How can I truck such locks down? Does anybody have any ideas other than starvation? The system lets me view statistics of how many messages were processed in each modules and the average latency. None of the four modules running has long average latency or low number of messages processes, so I don't think the issue is related to any particular thread in my (Java) system being slow or locked away by the others.

If the insert into PostgreSQL was freezing, wouldn't that time get reflected in your latency monitoring? 

Not sure what you mean. I think the insert is freezing, and indeed it gets reflected in the time monitored. 


It sounds to me like your application has a bug in its queue, where it forgets about items on the queue for a while. 
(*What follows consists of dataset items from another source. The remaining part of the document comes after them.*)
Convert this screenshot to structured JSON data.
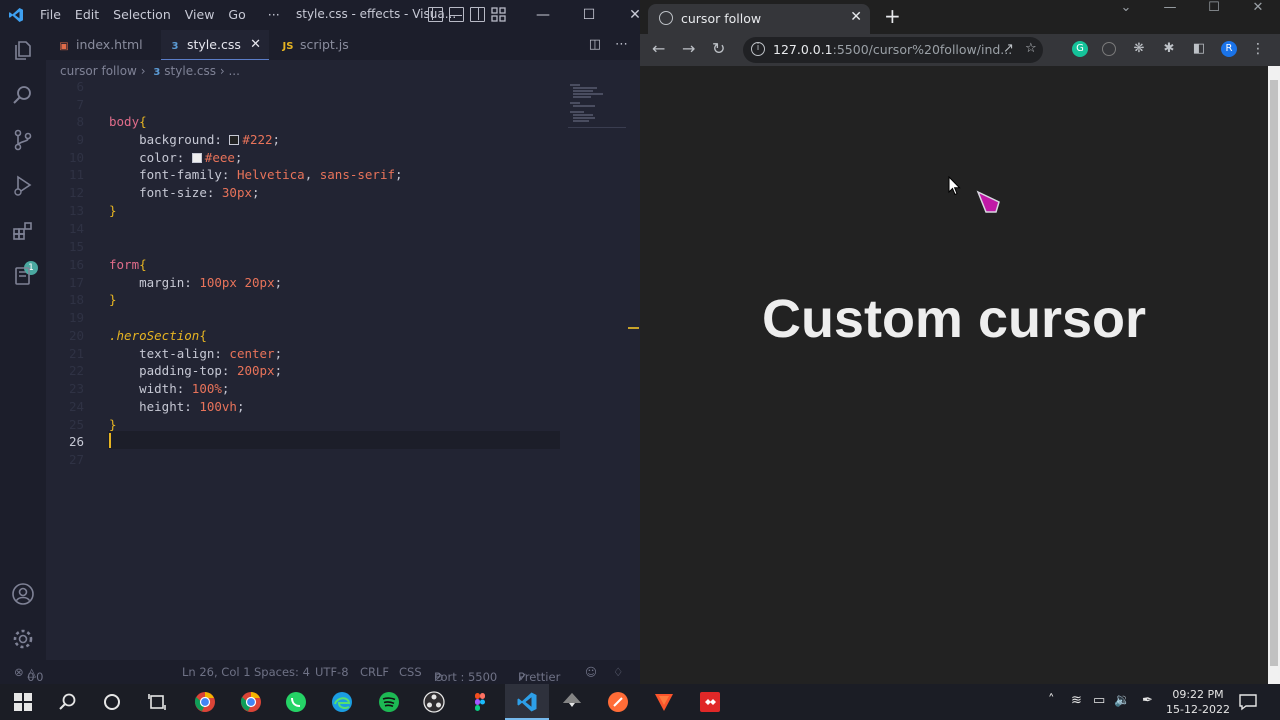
{
  "vscode": {
    "menu": [
      "File",
      "Edit",
      "Selection",
      "View",
      "Go",
      "···"
    ],
    "window_title": "style.css - effects - Visua...",
    "tabs": [
      {
        "label": "index.html",
        "icon": "html-file-icon",
        "active": false
      },
      {
        "label": "style.css",
        "icon": "css-file-icon",
        "active": true
      },
      {
        "label": "script.js",
        "icon": "js-file-icon",
        "active": false
      }
    ],
    "breadcrumb": {
      "folder": "cursor follow",
      "file": "style.css",
      "rest": "..."
    },
    "current_line": "26",
    "activity_badge": "1",
    "status": {
      "errors": "0",
      "warnings": "0",
      "position": "Ln 26, Col 1",
      "spaces": "Spaces: 4",
      "encoding": "UTF-8",
      "eol": "CRLF",
      "language": "CSS",
      "port": "Port : 5500",
      "formatter": "Prettier"
    }
  },
  "chrome": {
    "tab_title": "cursor follow",
    "url_host": "127.0.0.1",
    "url_rest": ":5500/cursor%20follow/ind...",
    "profile_initial": "R",
    "page_heading": "Custom cursor"
  },
  "taskbar": {
    "time": "09:22 PM",
    "date": "15-12-2022"
  },
  "colors": {
    "editor_bg": "#222433",
    "selector": "#e06c8a",
    "value": "#e8735a",
    "brace": "#e6b422",
    "page_bg": "#222222",
    "cursor_pink": "#c01aa6"
  }
}
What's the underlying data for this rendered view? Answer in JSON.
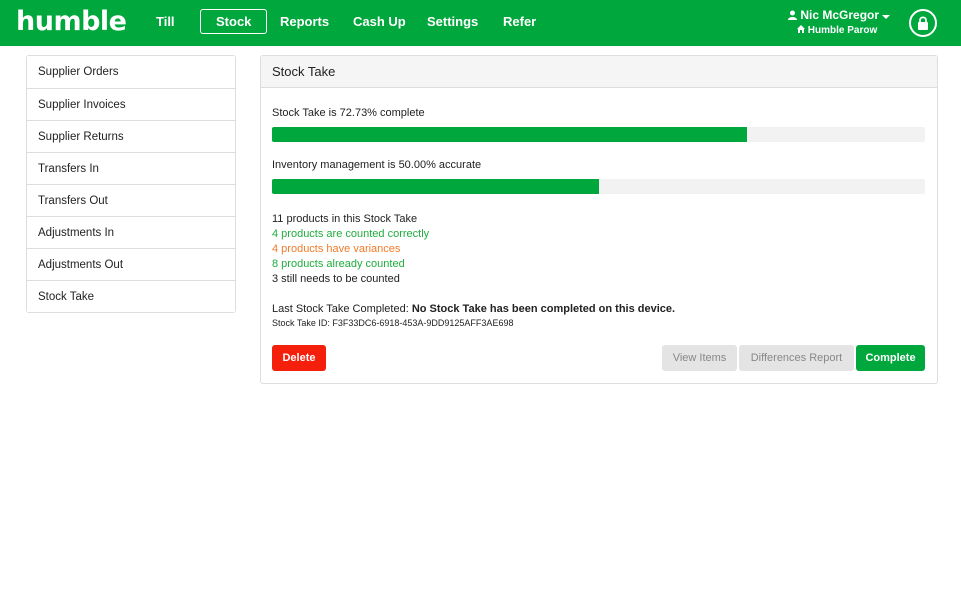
{
  "header": {
    "logo": "humble",
    "nav": [
      {
        "label": "Till"
      },
      {
        "label": "Stock"
      },
      {
        "label": "Reports"
      },
      {
        "label": "Cash Up"
      },
      {
        "label": "Settings"
      },
      {
        "label": "Refer"
      }
    ],
    "active_nav": "Stock",
    "user_name": "Nic McGregor",
    "store_name": "Humble Parow",
    "icons": [
      "user-icon",
      "caret-down-icon",
      "home-icon",
      "lock-icon"
    ]
  },
  "sidebar": {
    "items": [
      {
        "label": "Supplier Orders"
      },
      {
        "label": "Supplier Invoices"
      },
      {
        "label": "Supplier Returns"
      },
      {
        "label": "Transfers In"
      },
      {
        "label": "Transfers Out"
      },
      {
        "label": "Adjustments In"
      },
      {
        "label": "Adjustments Out"
      },
      {
        "label": "Stock Take"
      }
    ]
  },
  "panel": {
    "title": "Stock Take",
    "progress_text": "Stock Take is 72.73% complete",
    "progress_percent": 72.73,
    "accuracy_text": "Inventory management is 50.00% accurate",
    "accuracy_percent": 50.0,
    "stats": {
      "total": "11 products in this Stock Take",
      "correct": "4 products are counted correctly",
      "variances": "4 products have variances",
      "counted": "8 products already counted",
      "remaining": "3 still needs to be counted"
    },
    "last_completed_label": "Last Stock Take Completed:",
    "last_completed_value": "No Stock Take has been completed on this device.",
    "stock_take_id": "Stock Take ID: F3F33DC6-6918-453A-9DD9125AFF3AE698",
    "buttons": {
      "delete": "Delete",
      "view_items": "View Items",
      "differences_report": "Differences Report",
      "complete": "Complete"
    }
  },
  "colors": {
    "brand_green": "#00a73c",
    "text_green": "#1fad3d",
    "text_orange": "#f07b2a",
    "delete_red": "#f4200c"
  }
}
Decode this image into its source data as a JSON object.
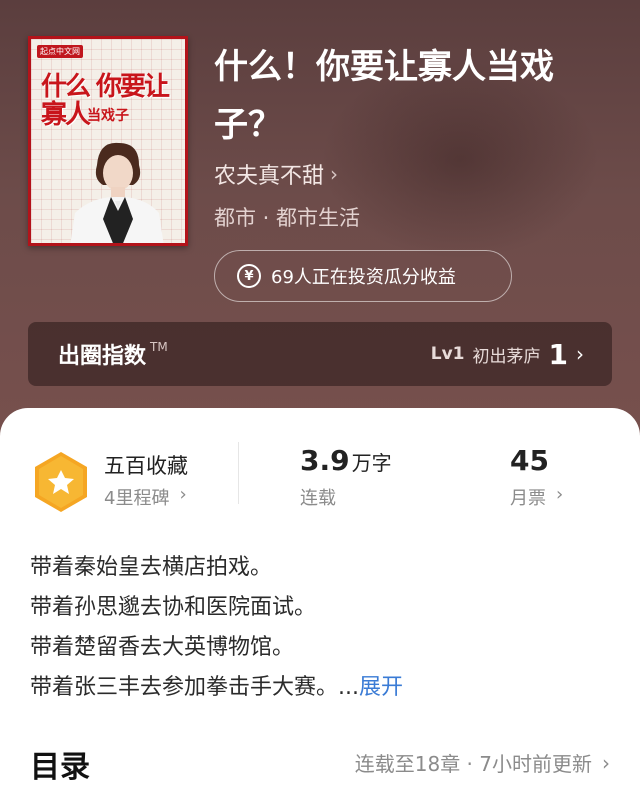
{
  "book": {
    "cover_brand": "起点中文网",
    "cover_title": "什么 你要让寡人",
    "cover_sub": "当戏子",
    "title": "什么！你要让寡人当戏子？",
    "author": "农夫真不甜",
    "genre": "都市 · 都市生活",
    "invest_text": "69人正在投资瓜分收益"
  },
  "breakout": {
    "title": "出圈指数",
    "tm": "TM",
    "level_code": "Lv1",
    "level_name": "初出茅庐",
    "rank_number": "1"
  },
  "stats": {
    "favorites": "五百收藏",
    "milestone": "4里程碑",
    "words_value": "3.9",
    "words_unit": "万字",
    "serial_status": "连载",
    "monthly_votes": "45",
    "monthly_votes_label": "月票"
  },
  "intro": {
    "lines": [
      "带着秦始皇去横店拍戏。",
      "带着孙思邈去协和医院面试。",
      "带着楚留香去大英博物馆。",
      "带着张三丰去参加拳击手大赛。"
    ],
    "ellipsis": "...",
    "expand_label": "展开"
  },
  "toc": {
    "title": "目录",
    "status": "连载至18章 · 7小时前更新"
  },
  "icons": {
    "chevron": "chevron-right-icon",
    "yen": "yen-coin-icon",
    "badge": "star-badge-icon"
  },
  "colors": {
    "accent_link": "#3a7bd5",
    "badge_orange": "#f5a623",
    "cover_red": "#c8151b"
  }
}
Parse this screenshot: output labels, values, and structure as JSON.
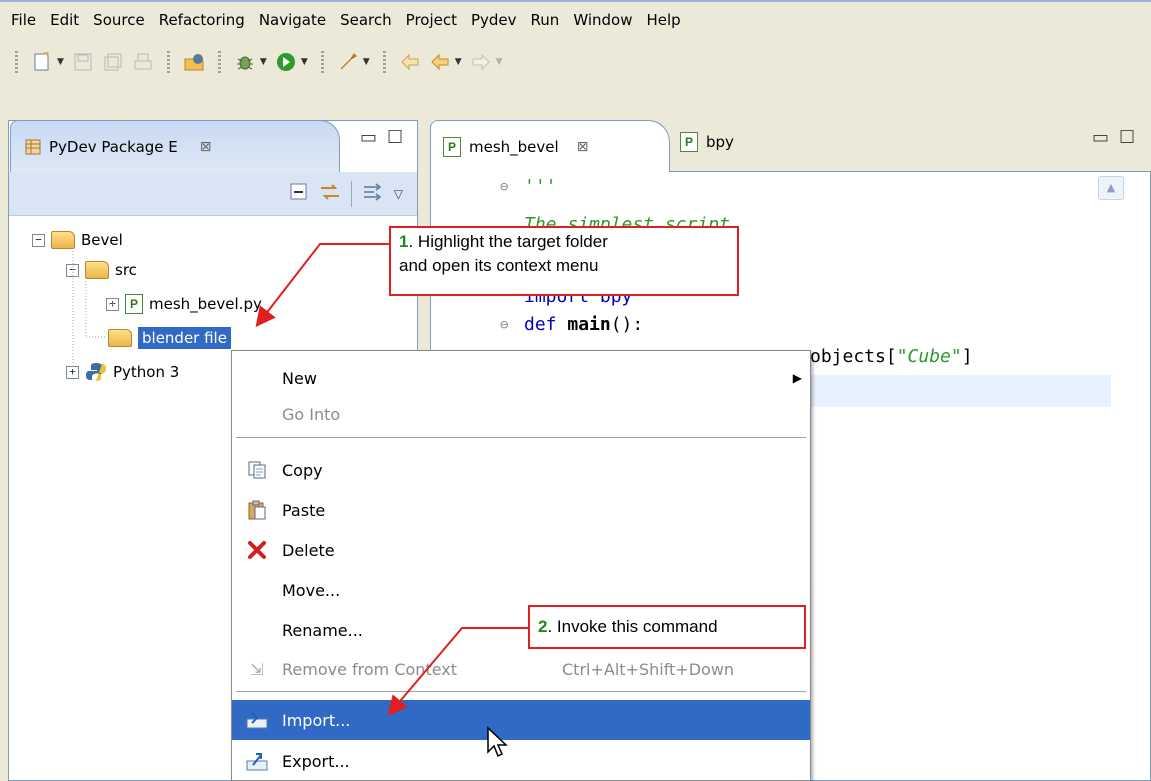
{
  "menubar": [
    "File",
    "Edit",
    "Source",
    "Refactoring",
    "Navigate",
    "Search",
    "Project",
    "Pydev",
    "Run",
    "Window",
    "Help"
  ],
  "package_view": {
    "tab_title": "PyDev Package E",
    "tree": [
      {
        "label": "Bevel"
      },
      {
        "label": "src"
      },
      {
        "label": "mesh_bevel.py"
      },
      {
        "label": "blender file"
      },
      {
        "label": "Python 3"
      }
    ]
  },
  "editor": {
    "tabs": [
      "mesh_bevel",
      "bpy"
    ],
    "code": {
      "l0": "'''",
      "l1": "The simplest script",
      "l3": "import bpy",
      "l4a": "def ",
      "l4b": "main",
      "l4c": "():",
      "l5a": "objects[",
      "l5b": "\"Cube\"",
      "l5c": "]"
    }
  },
  "context_menu": {
    "new": "New",
    "go_into": "Go Into",
    "copy": "Copy",
    "paste": "Paste",
    "delete": "Delete",
    "move": "Move...",
    "rename": "Rename...",
    "remove_context": "Remove from Context",
    "remove_context_shortcut": "Ctrl+Alt+Shift+Down",
    "import": "Import...",
    "export": "Export..."
  },
  "annotations": {
    "a1_num": "1",
    "a1_line1": ". Highlight the target folder",
    "a1_line2": "and open its context menu",
    "a2_num": "2",
    "a2_text": ". Invoke this command",
    "color": "#e02020"
  }
}
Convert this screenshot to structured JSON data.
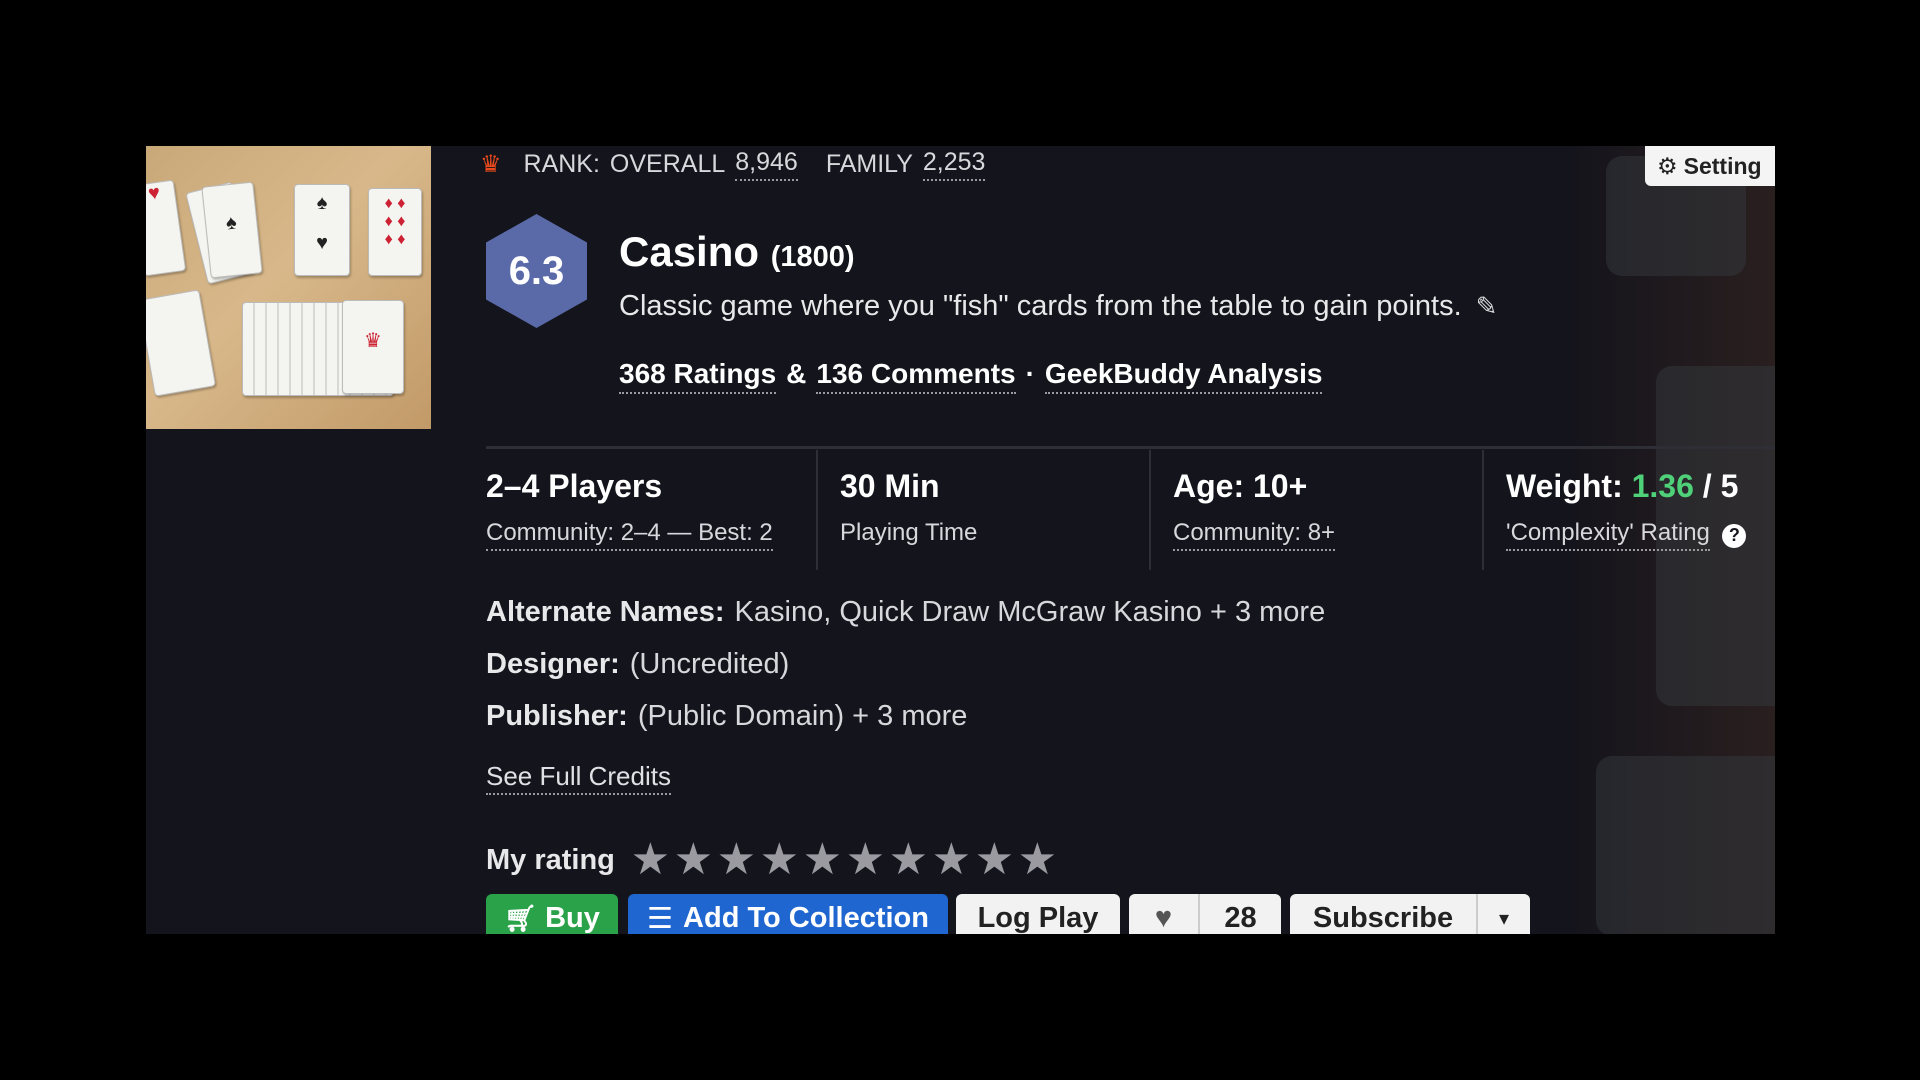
{
  "rank": {
    "prefix": "RANK:",
    "overall_label": "OVERALL",
    "overall_value": "8,946",
    "family_label": "FAMILY",
    "family_value": "2,253"
  },
  "settings_label": "Setting",
  "game": {
    "rating": "6.3",
    "title": "Casino",
    "year": "(1800)",
    "description": "Classic game where you \"fish\" cards from the table to gain points.",
    "ratings_link": "368 Ratings",
    "amp": "&",
    "comments_link": "136 Comments",
    "sep": "·",
    "geekbuddy_link": "GeekBuddy Analysis"
  },
  "stats": {
    "players": {
      "big": "2–4 Players",
      "small": "Community: 2–4 — Best: 2"
    },
    "time": {
      "big": "30 Min",
      "small": "Playing Time"
    },
    "age": {
      "big": "Age: 10+",
      "small": "Community: 8+"
    },
    "weight": {
      "label": "Weight:",
      "value": "1.36",
      "suffix": "/ 5",
      "small": "'Complexity' Rating"
    }
  },
  "meta": {
    "alt_label": "Alternate Names:",
    "alt_value": "Kasino, Quick Draw McGraw Kasino + 3 more",
    "designer_label": "Designer:",
    "designer_value": "(Uncredited)",
    "publisher_label": "Publisher:",
    "publisher_value": "(Public Domain) + 3 more",
    "credits_link": "See Full Credits"
  },
  "my_rating": {
    "label": "My rating",
    "stars_max": 10,
    "stars_filled": 0
  },
  "actions": {
    "buy": "Buy",
    "add": "Add To Collection",
    "log": "Log Play",
    "likes": "28",
    "subscribe": "Subscribe"
  },
  "colors": {
    "buy": "#2aa24a",
    "add": "#1f66d1",
    "hex": "#5a6aa8",
    "weight": "#4fd179",
    "crown": "#e84a1c"
  },
  "icons": [
    "crown-icon",
    "gear-icon",
    "pencil-icon",
    "help-icon",
    "star-icon",
    "cart-icon",
    "list-icon",
    "heart-icon",
    "caret-down-icon"
  ]
}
Not likely. This application has been running with the same queue implementation since 2001, even before we started using PostgreSQL... All bugs in that particular code would have been eliminated long ago. The system consists of dozens of queues, and we have monitoring that alerts us to any queue where messages are left unattended. If there was such a bug, we'd see queues that never become empty.

But anyway, I'll put up some cron job that monitors the locks or the query lengths, and see if I can come up with anything. Theoretically, I have a way of logging when each message is enqueued or dequeued from each queue in the system, but this would slow down the production system, so I'll only do that as a last resort.

Thank you for pointing me to the lock monitoring documentation.